Injecting an interface into unrelated types via partial classes

Introduction

Recently I was working on some code that was pulling data objects off a remote WCF OAuth API. Visual Studio auto-generated the proxy classes for the data entities, and it was all good. There was one glitch though. While the various entity classes had several common properties such as IsDeleted, IsActive, etc. they did not share a base class or interface. So while we had methods that looped through these objects and did pretty much identical tasks against these properties, we could not use a common method as these were seemingly unrelated classes. Luckily, they were all partial classes, which meant we could use that to inject a common base interface to these classes. This article describes this approach.

Example code

This is a dumbed down example, so it will seem rather contrived. Use your imagination to transform this to a more realistic scenario.

namespace LibraryY
{
    public partial class ObjectY
    {
        public bool IsDeleted { get; set; }

        public bool IsDisabled { get; set; }

        public bool IsInActive { get; set; }

        public static ICollection<ObjectY> GetItems()
        {
            return new[] { new ObjectY() };
        }
    }
}

And here's a second unrelated class with no common base interface or class. Even in a different namespace.

namespace LibraryX
{
    public partial class ObjectX
    {
        public bool IsDeleted { get; set; }

        public bool IsDisabled { get; set; }

        public bool InActive { get; set; }

        public static ICollection<ObjectY> GetItems()
        {
            return new[] { new ObjectX() };
        }
    }
}

Notice how they have two properties that have identical names.

• IsDeleted
• IsDisabled

They also have a property each, which represents the same logical meaning but are named differently

• ObjectX.InActive
• ObjectY.IsInActive

The partial class trick works for the first scenario, same names. For the different-names scenario, I discuss a different approach for the sake of completion. But that's not set in stone, so you may have other preferred workarounds.

Injecting the interface

Essentially, there are two steps here. Step 1 is to define an interface with the commonly named properties.

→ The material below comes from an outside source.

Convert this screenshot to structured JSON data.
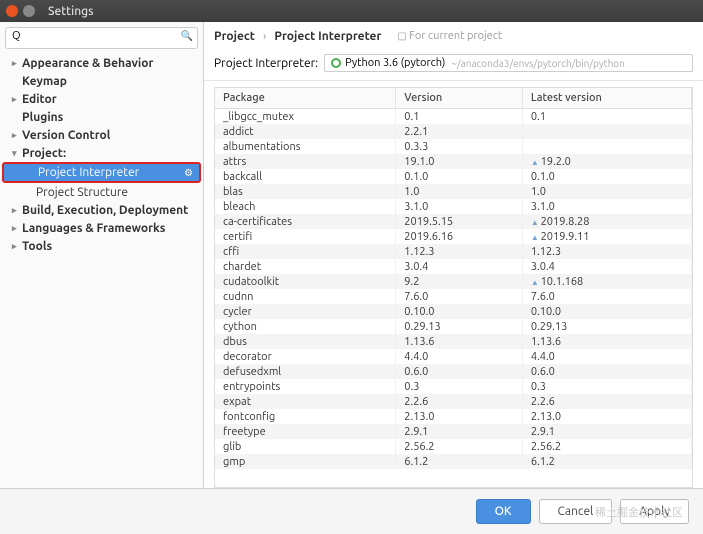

namespace InterfaceInjector
{
    interface ICommonInterface
    {
        bool IsDeleted { get; set; }
        bool IsDisabled { get; set; }
    }
}

And step 2 is to use partial classes to extend the unrelated classes and apply this interface

namespace LibraryX
{
    public partial class ObjectX : InterfaceInjector.ICommonInterface { }
}

namespace LibraryY
{
    public partial class ObjectY : InterfaceInjector.ICommonInterface { }
}

That's it, really. Here's some test code showing this in action

    var xItems = LibraryX.ObjectX.GetItems();

    foreach (var item in xItems)
    {
        Handle(item);
    }

    var yItems = LibraryY.ObjectY.GetItems();

    foreach (var item in yItems)
    {
        Handle(item);
    }

// . . . 

private static void Handle(InterfaceInjector.ICommonInterface item)
{
    if(item.IsDeleted)
    {
        // handle delete
    }

    if(item.IsDisabled)
    {
        // handle disable
    }
}

So, we have a common shared method processing objects that are unrelated. Well, techncially we've forced them to be in a sort of relationship here. Alright, so what about the other scenario? As mentioned, you can do this is multiple ways, and here's one easy way to do this. This approach defines a wrapper class per differently named property in the unrelated classes that all work the same way logically (this is for you to ascertain).

interface IActiveStatus
{
    bool IsInActive { get; set; }
}

public class ActiveStatusWrapper<T> : IActiveStatus
{
    T item;
    Func<bool> getter;
    Action<bool> setter;

    public ActiveStatusWrapper(T item, Func<bool> getter, Action<bool> setter)
    {
        this.item = item;
        this.getter = getter;
        this.setter = setter;
    }

    public bool IsInActive
    {
        get
        {
            return getter();
        }

        set
        {
            setter(value);
        }
    }

    public T Item { get { return item; } }
}

Now you would just need to define a method to handle this new interface.

private static void Handle(IActiveStatus activeStatusItem)
{
    if(activeStatusItem.IsInActive)
    {
        // handle inactive
    }
}

When passing the objects to the method, create an instance of the wrapper and pass the getter/setter methods.

var xItems = LibraryX.ObjectX.GetItems();

foreach (var item in xItems)
{
    Handle(item);
    Handle(new ActiveStatusWrapper<ObjectX>(item, 
        () => item.InActive, (v) => item.InActive = v));        
}

var yItems = LibraryY.ObjectY.GetItems();

foreach (var item in yItems)
{
    Handle(item);
    Handle(new ActiveStatusWrapper<ObjectY>(item, 
        () => item.IsInActive, (v) => item.IsInActive = v));
}

You can clean this up a little better by using reflection to invoke the getter/setter methods. That way you don't need to instantiate function and action objects for each object. That said, compared with the additional cost of relection, you may want to compare the two approaches for performance before making a call there.